Judge Roy Moore and attorneys at the Foundation for Moral Law filed “friend-of-the-court” brief today with the U.S. Court of Appeals for the 10th Circuit arguing that the words of the First Amendment to the U.S. Constitution do not prohibit the display of a Ten Commandments monument on the front lawn of the Haskell County Courthouse in Stigler, Oklahoma. (Click here to read the brief.)

Judge Moore stated, “Public displays of the Ten Commandments represent a completely constitutional acknowledgment of God as the sovereign source of law and liberty in our government. It is ridiculous that the ACLU continues to push for the total exclusion of any recognition of God in public as it is doing in this case. The Foundation for Moral Law is standing up to the ACLU and so should others, so that the nation's need for God and His law are proclaimed through the land.”

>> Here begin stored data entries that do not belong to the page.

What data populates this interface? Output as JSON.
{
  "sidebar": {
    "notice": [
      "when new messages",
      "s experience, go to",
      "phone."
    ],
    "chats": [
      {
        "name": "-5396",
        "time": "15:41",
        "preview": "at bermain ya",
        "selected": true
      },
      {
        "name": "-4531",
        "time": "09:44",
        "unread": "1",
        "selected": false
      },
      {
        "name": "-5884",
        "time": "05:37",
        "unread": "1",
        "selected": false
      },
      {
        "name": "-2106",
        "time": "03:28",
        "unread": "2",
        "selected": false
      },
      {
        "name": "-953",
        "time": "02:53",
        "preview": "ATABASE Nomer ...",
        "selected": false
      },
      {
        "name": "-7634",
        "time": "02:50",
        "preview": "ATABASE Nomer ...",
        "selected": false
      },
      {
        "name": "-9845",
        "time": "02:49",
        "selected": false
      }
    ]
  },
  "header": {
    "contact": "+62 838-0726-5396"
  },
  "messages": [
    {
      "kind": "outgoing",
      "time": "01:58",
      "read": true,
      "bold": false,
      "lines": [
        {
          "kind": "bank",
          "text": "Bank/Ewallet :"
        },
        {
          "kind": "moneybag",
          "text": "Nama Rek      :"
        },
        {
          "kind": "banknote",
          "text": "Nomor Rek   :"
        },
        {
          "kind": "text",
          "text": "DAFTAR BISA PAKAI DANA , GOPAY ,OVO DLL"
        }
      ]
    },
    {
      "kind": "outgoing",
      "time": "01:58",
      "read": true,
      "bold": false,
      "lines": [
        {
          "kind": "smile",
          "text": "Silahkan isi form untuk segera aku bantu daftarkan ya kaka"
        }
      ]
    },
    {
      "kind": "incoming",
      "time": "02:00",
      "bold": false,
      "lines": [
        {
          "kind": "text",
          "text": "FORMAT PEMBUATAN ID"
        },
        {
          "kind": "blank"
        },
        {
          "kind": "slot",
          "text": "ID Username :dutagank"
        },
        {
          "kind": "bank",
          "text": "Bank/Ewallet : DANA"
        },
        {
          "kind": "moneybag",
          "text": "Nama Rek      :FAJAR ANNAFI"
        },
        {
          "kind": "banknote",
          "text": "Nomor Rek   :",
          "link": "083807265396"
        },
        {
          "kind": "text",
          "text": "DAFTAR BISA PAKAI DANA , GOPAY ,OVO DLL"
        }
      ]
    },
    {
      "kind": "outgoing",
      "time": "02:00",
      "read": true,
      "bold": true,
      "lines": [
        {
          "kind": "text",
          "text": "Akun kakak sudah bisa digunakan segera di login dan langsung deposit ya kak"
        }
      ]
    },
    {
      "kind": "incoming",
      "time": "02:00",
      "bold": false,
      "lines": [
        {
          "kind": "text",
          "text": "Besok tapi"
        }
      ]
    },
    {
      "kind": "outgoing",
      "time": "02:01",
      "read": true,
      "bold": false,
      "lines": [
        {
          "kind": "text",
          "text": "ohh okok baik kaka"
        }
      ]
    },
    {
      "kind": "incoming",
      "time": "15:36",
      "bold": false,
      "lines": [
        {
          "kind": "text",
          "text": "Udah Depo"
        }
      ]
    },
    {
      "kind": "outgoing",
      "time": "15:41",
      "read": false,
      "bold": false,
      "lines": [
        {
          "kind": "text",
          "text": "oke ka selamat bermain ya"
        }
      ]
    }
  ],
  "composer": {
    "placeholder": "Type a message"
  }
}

Judge Moore and the Foundation's brief argues that Establishment Clause jurisprudence is in disarray because it substitutes complicated tests that few people can understand for the plain words of the First Amendment. The brief observes that in Ten Commandments cases in particular, the federal courts “have been reduced to becoming judges of artistic design rather than constitutionality” because they contemplate in excruciating detail a display's physical surroundings rather than applying the words of the Establishment Clause to the display. The words of the Establishment Clause prohibit “law[s] respecting an establishment of religion.” A public display of the Ten Commandments is obviously not a law and it does not “establish” a government-sponsored religion of any kind.

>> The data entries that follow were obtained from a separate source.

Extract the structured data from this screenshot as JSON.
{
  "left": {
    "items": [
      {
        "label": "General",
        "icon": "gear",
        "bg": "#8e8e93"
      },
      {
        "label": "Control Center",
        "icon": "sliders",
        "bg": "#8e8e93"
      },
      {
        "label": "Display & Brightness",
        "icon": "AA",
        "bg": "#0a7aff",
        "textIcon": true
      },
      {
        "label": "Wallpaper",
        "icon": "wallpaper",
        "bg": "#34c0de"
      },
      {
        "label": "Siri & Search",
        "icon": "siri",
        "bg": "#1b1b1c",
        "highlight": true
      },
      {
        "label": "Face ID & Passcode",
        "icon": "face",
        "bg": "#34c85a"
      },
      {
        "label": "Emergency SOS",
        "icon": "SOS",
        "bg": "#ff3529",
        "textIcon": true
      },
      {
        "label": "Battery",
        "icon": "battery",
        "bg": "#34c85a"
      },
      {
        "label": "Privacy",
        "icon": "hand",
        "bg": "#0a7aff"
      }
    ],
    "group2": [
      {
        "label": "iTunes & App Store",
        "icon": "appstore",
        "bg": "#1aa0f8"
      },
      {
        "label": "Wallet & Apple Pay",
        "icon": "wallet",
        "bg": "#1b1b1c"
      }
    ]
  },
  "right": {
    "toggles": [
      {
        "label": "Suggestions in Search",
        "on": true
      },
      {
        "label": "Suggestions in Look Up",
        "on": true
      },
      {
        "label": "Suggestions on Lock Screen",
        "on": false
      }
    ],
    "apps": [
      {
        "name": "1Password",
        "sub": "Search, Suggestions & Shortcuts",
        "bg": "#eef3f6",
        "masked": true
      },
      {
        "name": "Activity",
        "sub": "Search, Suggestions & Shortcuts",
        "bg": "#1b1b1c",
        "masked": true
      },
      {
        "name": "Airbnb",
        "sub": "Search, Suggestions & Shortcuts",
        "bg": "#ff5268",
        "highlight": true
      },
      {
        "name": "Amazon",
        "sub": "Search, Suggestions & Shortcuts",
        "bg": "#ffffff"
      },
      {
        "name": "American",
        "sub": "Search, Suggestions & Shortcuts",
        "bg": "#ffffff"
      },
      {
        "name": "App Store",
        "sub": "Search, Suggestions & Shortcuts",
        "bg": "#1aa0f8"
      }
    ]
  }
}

In Green v. Haskell County Board of Commissioners , the ACLU filed a lawsuit against the Haskell County Oklahoma Board of Commissioners to force the removal of a Ten Commandments display placed on the front lawn of the county courthouse by a citizen of the county. On August 18, 2006 , a federal district judge ruled that the display was constitutional because it was similar to a display in Texas that was upheld by the U.S. Supreme Court in 2005 and because it did not violate the Lemon test from Lemon v. Kurtzman (1971). The district judge's opinion is refreshingly honest about the chaos in the law concerning public religious displays, but unfortunately the judge perpetuates the chaos by following Supreme Court precedents rather than the language of the First Amendment. The ACLU appealed its defeat to the 10th Circuit Court of Appeals.

The Foundation for Moral Law, a national non-profit legal organization, is located in Montgomery , Alabama , and is dedicated to restoring the knowledge of God in law and government through two methods: Litigation relating to moral issues and religious liberty cases; and Education consisting of forums for the public and pastors' seminars.